(394e) Microwave-Assisted Synthesis and Characterization of Mesoporous Gallium Oxide

Gallium oxide-based catalysts are known to be active for oxidative dehydrogenation of light hydrocarbons, aromatization of light alkanes and selective catalytic reduction of NO_x by hydrocarbons in the presence of oxygen. Also, gallium oxide is a wide-band-gap semiconductor (Eg = 4.9 eV) that can be used not only as an oxygen gas sensor, but also as photocatalyst for water-splitting, nonoxidative coupling of methane and for the mineralization of gaseous benzene and its derivatives.

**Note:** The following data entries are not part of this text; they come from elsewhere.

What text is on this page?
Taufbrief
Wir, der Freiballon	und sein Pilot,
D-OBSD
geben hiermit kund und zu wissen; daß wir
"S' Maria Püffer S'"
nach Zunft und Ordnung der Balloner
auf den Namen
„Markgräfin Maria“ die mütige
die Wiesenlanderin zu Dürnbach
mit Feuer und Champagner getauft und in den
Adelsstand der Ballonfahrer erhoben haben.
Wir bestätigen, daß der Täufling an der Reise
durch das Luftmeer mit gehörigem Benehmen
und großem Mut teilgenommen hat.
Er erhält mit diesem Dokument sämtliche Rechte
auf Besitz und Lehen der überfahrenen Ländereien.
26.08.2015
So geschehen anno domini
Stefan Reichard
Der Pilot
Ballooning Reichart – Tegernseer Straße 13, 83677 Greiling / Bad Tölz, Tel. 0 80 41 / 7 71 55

Gallium oxide has been synthesized by various conventional techniques such as thermal decomposition, homogeneous precipitation and surface layer adsorption. However these methods are time consuming and require relatively high reaction temperatures. Herein, we report the synthesis of mesoporous gallium oxide phases with uniform size via microwave-assisted heating of inorganic precursors and structure directing agents. Microwave heating offer several advantages over conventional heating approaches such as fast crystallization, phase selectivity, narrow particle size distribution, morphology and size control and rapid and uniform heating. Microwave-assisted approach led to the formation of nanocrystalline mesoporous gallium oxide phases at low reaction temperature (130˚C) and short reaction times (~15-120 min). The mesostructured gallium oxide displayed cubic spinel type structure with unimodal pore size distribution in the 6-12 nm range and surface areas as high as 200 m²/g. The resultant mesophases were characterized by BET N₂ adsorption-desorption isotherms, XRD, SAXS, SEM, and TEM. These mesophases are attractive for catalytic applications due to its high surface areas, tunability of pore sizes and crystallinity.

Keywords: Microwave-assisted synthesis, Mesoporous gallium oxide, Nanocrystals.